Now I'm not advocating skipping cals but certainly once a day with a check half way through ought to be good enough for most applications. If you are using ±0.02 buffers the amount of drift I'm observing is less than the uncertainty in the buffer.
I think where people get in trouble WRT calibration is not waiting long enough i.e. the meter has it's own algorithm for determining when to measure the buffer voltage. For a good cal you really need to wait 5 - 10 minutes - especially with an older electrode.
I think the other place people get in trouble is relying on ATC. You have no way of knowing what the isoelectric pH of your meter is (well you do but it takes an extensive set of measurements and some hairy math to get a good estimate) and even if you do you can't punch that into any meter I've seen (that's why I do cal and measurement in the computer and, of course, for the recorded data). So it is imperative that sample and buffers be at the same temperature. I'll note that the electrode I spoke of earlier has an isoelectric pH of 8.6 - way out of spec.
I'm sure fly-by-night labs or academic labs can do what ever they want. In fact, I know they can because I just completed my graduate studies a year ago, and we only calibrated when it gave an electrode error.

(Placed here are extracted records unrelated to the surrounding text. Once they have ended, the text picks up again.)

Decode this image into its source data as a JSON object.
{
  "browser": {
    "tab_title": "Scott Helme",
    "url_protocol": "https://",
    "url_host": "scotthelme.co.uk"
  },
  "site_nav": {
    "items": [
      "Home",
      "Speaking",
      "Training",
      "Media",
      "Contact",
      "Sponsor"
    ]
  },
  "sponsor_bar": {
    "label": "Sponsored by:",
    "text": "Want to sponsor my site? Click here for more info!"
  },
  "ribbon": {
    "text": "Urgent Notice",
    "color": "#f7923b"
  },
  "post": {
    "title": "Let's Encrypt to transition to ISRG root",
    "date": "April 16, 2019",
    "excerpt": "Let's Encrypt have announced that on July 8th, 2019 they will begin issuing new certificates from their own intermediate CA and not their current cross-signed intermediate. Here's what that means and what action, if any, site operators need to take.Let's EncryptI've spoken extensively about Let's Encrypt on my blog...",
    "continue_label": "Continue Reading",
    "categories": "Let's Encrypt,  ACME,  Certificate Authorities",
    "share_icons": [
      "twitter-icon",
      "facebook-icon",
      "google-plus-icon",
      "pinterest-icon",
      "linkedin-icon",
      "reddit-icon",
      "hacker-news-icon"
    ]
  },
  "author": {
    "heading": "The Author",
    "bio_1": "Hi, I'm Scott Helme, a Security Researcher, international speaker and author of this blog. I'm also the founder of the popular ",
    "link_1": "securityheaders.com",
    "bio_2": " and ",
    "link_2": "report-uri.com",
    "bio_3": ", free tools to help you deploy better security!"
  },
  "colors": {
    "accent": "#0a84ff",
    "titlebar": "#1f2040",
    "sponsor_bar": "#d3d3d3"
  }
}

However, being an ISO 13485 facility, there are rules, and if they are not followed, there is hell to pay.
I have a question about step 5.
5. "Turn the meter on, allow it to stabilize for a few minutes, and then lower the electrode into the first buffer solution."
This implies it is OK to have power applied to the electrode without the electrode being submerged.

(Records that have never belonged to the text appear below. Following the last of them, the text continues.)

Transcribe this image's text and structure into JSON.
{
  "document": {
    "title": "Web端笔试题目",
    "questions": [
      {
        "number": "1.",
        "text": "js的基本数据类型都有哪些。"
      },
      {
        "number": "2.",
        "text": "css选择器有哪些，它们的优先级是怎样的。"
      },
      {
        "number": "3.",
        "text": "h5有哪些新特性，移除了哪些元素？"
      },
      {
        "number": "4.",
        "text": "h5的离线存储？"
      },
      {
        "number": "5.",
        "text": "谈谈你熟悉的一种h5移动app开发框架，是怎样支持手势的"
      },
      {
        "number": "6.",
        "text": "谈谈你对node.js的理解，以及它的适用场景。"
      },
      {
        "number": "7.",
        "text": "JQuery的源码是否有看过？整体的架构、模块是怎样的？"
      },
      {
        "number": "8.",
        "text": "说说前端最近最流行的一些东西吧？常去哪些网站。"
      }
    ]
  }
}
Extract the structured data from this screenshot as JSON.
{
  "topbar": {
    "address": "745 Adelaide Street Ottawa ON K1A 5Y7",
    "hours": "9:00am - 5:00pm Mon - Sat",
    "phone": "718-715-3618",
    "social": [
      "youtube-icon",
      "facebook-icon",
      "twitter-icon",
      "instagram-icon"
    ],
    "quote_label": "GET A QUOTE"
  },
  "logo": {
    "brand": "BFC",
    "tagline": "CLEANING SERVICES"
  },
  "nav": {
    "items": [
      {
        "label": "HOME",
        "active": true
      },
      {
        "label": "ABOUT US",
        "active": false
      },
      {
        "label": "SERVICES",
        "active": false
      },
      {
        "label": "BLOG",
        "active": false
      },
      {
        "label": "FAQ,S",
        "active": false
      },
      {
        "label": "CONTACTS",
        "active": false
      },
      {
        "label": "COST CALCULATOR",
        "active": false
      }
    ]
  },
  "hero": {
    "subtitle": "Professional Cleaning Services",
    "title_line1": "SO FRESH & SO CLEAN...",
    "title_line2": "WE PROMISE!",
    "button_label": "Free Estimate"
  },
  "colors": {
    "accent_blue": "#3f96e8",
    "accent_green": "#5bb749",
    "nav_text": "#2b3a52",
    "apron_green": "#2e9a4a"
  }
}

There was an article by Chris Bible in the September, 2010 issue of BYO magazine "How a pH Meter Works", in which he said to place the electrode in the sample before turning on the meter, and stated under the subheading "Practical tips for using a pH meter":
"6. Turn on the power to the electrode. The power to the electrode should never be on unless the electrode is submerged. Applying power to an electrode when it is not submerged will decrease electrode life."
Is this really a bad thing?
I pre and post cal all of my equipment when i brew, from my pH meter to my thermometer. although on the pH buffer solutions I just cheat and buy the solutions instead. But yeah, I do industrial hygiene and environmental work..so all of my equipment I operate must be pre-calibrated or ops checked before use and post-cal'd afterwards. besides, there are some equipment that "drift" when in use. The Sam-935 (radiation meter) drifts every 30 minutes and has to be re-calibrated. thankfully my pH pen does conductivity, pH, temp, and turbidity!

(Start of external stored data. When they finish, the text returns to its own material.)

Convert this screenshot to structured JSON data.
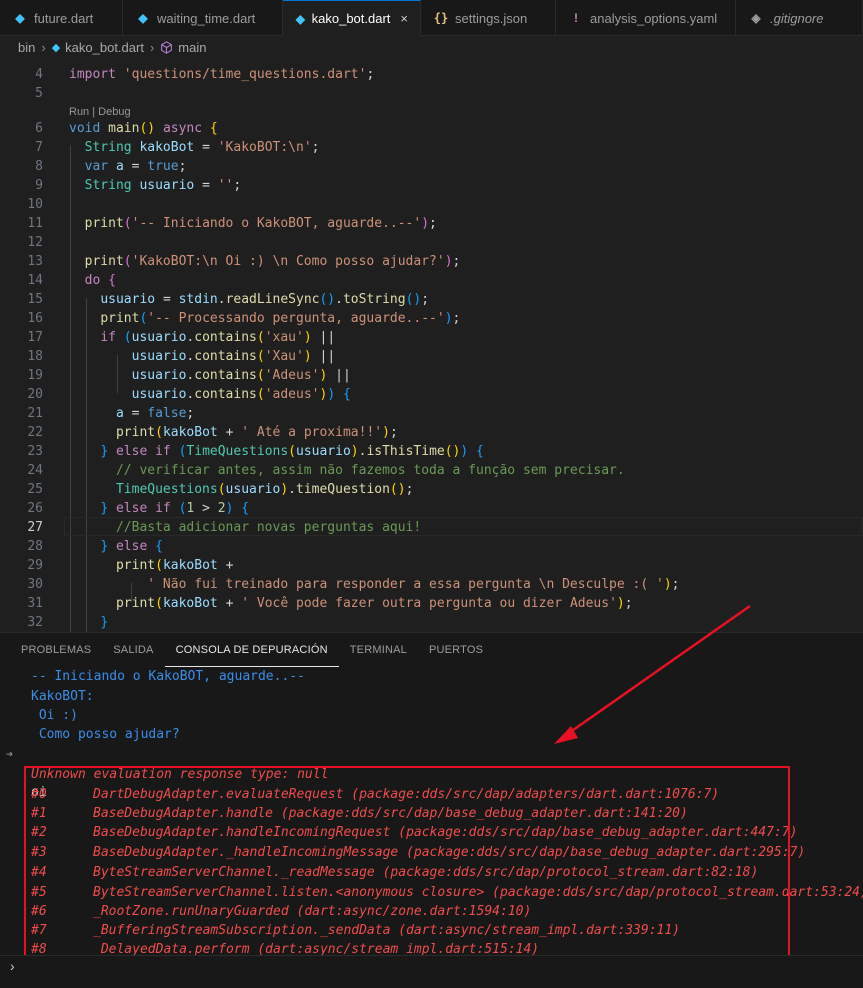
{
  "tabs": [
    {
      "label": "future.dart",
      "icon": "dart-icon",
      "active": false
    },
    {
      "label": "waiting_time.dart",
      "icon": "dart-icon",
      "active": false
    },
    {
      "label": "kako_bot.dart",
      "icon": "dart-icon",
      "active": true,
      "close": "×"
    },
    {
      "label": "settings.json",
      "icon": "json-braces-icon",
      "active": false
    },
    {
      "label": "analysis_options.yaml",
      "icon": "exclamation-icon",
      "active": false
    },
    {
      "label": ".gitignore",
      "icon": "git-icon",
      "active": false
    }
  ],
  "breadcrumb": {
    "folder": "bin",
    "file": "kako_bot.dart",
    "symbol": "main",
    "sep": "›"
  },
  "editor": {
    "codelens": "Run | Debug",
    "line_numbers": [
      "4",
      "5",
      "6",
      "7",
      "8",
      "9",
      "10",
      "11",
      "12",
      "13",
      "14",
      "15",
      "16",
      "17",
      "18",
      "19",
      "20",
      "21",
      "22",
      "23",
      "24",
      "25",
      "26",
      "27",
      "28",
      "29",
      "30",
      "31",
      "32"
    ],
    "current_line": "27"
  },
  "panel": {
    "tabs": [
      "PROBLEMAS",
      "SALIDA",
      "CONSOLA DE DEPURACIÓN",
      "TERMINAL",
      "PUERTOS"
    ],
    "active_tab": "CONSOLA DE DEPURACIÓN",
    "output": [
      "-- Iniciando o KakoBOT, aguarde..--",
      "KakoBOT:",
      " Oi :)",
      " Como posso ajudar?"
    ],
    "user_input": "oi",
    "error_header": "Unknown evaluation response type: null",
    "stack": [
      {
        "n": "#0",
        "t": "DartDebugAdapter.evaluateRequest (package:dds/src/dap/adapters/dart.dart:1076:7)"
      },
      {
        "n": "#1",
        "t": "BaseDebugAdapter.handle (package:dds/src/dap/base_debug_adapter.dart:141:20)"
      },
      {
        "n": "#2",
        "t": "BaseDebugAdapter.handleIncomingRequest (package:dds/src/dap/base_debug_adapter.dart:447:7)"
      },
      {
        "n": "#3",
        "t": "BaseDebugAdapter._handleIncomingMessage (package:dds/src/dap/base_debug_adapter.dart:295:7)"
      },
      {
        "n": "#4",
        "t": "ByteStreamServerChannel._readMessage (package:dds/src/dap/protocol_stream.dart:82:18)"
      },
      {
        "n": "#5",
        "t": "ByteStreamServerChannel.listen.<anonymous closure> (package:dds/src/dap/protocol_stream.dart:53:24)"
      },
      {
        "n": "#6",
        "t": "_RootZone.runUnaryGuarded (dart:async/zone.dart:1594:10)"
      },
      {
        "n": "#7",
        "t": "_BufferingStreamSubscription._sendData (dart:async/stream_impl.dart:339:11)"
      },
      {
        "n": "#8",
        "t": " DelayedData.perform (dart:async/stream_impl.dart:515:14)"
      }
    ],
    "prompt": "›"
  },
  "colors": {
    "annotation": "#e81123",
    "accent": "#0078d4"
  }
}
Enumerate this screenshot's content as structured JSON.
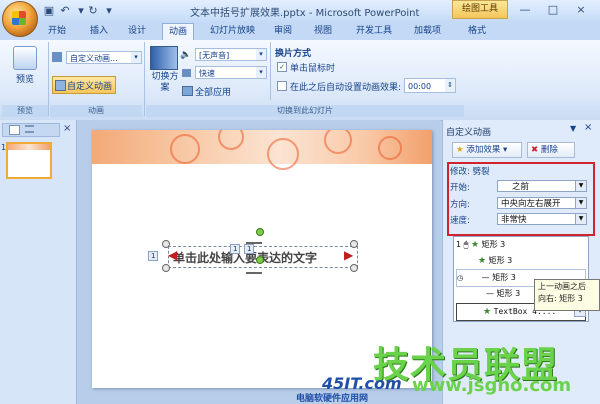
{
  "window": {
    "title": "文本中括号扩展效果.pptx - Microsoft PowerPoint",
    "contextual_tab": "绘图工具",
    "controls": [
      "—",
      "□",
      "×"
    ]
  },
  "quick_access": [
    "save-icon",
    "undo-icon",
    "redo-icon",
    "customize-icon"
  ],
  "tabs": [
    {
      "label": "开始"
    },
    {
      "label": "插入"
    },
    {
      "label": "设计"
    },
    {
      "label": "动画",
      "active": true
    },
    {
      "label": "幻灯片放映"
    },
    {
      "label": "审阅"
    },
    {
      "label": "视图"
    },
    {
      "label": "开发工具"
    },
    {
      "label": "加载项"
    },
    {
      "label": "格式"
    }
  ],
  "ribbon": {
    "preview": {
      "button": "预览",
      "group": "预览"
    },
    "animation": {
      "animate_combo": "自定义动画...",
      "custom_button": "自定义动画",
      "group": "动画"
    },
    "transition": {
      "scheme_button": "切换方案",
      "sound": "[无声音]",
      "speed": "快速",
      "apply_all": "全部应用",
      "advance_title": "换片方式",
      "on_click": "单击鼠标时",
      "after_label": "在此之后自动设置动画效果:",
      "after_value": "00:00",
      "group": "切换到此幻灯片"
    }
  },
  "thumbnails": {
    "slide_number": "1"
  },
  "slide": {
    "text": "单击此处输入要表达的文字",
    "anim_tags": [
      "1",
      "1",
      "1"
    ]
  },
  "custom_animation": {
    "title": "自定义动画",
    "add_effect": "添加效果",
    "remove": "删除",
    "modify_label": "修改: 劈裂",
    "start_label": "开始:",
    "start_value": "之前",
    "direction_label": "方向:",
    "direction_value": "中央向左右展开",
    "speed_label": "速度:",
    "speed_value": "非常快",
    "list": [
      {
        "num": "1",
        "name": "矩形 3",
        "icon": "star-icon"
      },
      {
        "num": "",
        "name": "矩形 3",
        "icon": "star-icon"
      },
      {
        "num": "",
        "name": "矩形 3",
        "icon": "line-icon"
      },
      {
        "num": "",
        "name": "矩形 3",
        "icon": "line-icon"
      },
      {
        "num": "",
        "name": "TextBox 4:...",
        "icon": "star-icon"
      }
    ],
    "tooltip_line1": "上一动画之后",
    "tooltip_line2": "向右: 矩形 3"
  },
  "watermark": {
    "brand_cn": "技术员联盟",
    "domain": "www.jsgho.com",
    "logo_text": "45IT.com",
    "logo_sub": "电脑软硬件应用网"
  },
  "colors": {
    "highlight_border": "#d0232b",
    "active_tab": "#f0f6ff",
    "watermark_green": "#6bd24b"
  }
}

So I am prompted to ask do you really calibrate the meter i.e. measure slope, offset and isoelectric pH or just slope and offset? And if not the former are all measurements, buffer and sample, made at the same temperature?
Now modern electrodes may put some of the electronics in the electrode body. I have one which apparently contains the preamp, A/D and microprocessor in the electrode as once you calibrate it you can move it to any other meter in that family and resume using it without recalibration. The cal is stored in the electrode itself. In this case power is supplied to the head of the electrode to run all the electronics in it but no power is supplied to the actual electrode.
So not to worry about this. You can safely take the electrode in and out of solutions while the power is on or off. What you should not do, however, is allow the bulb to dry.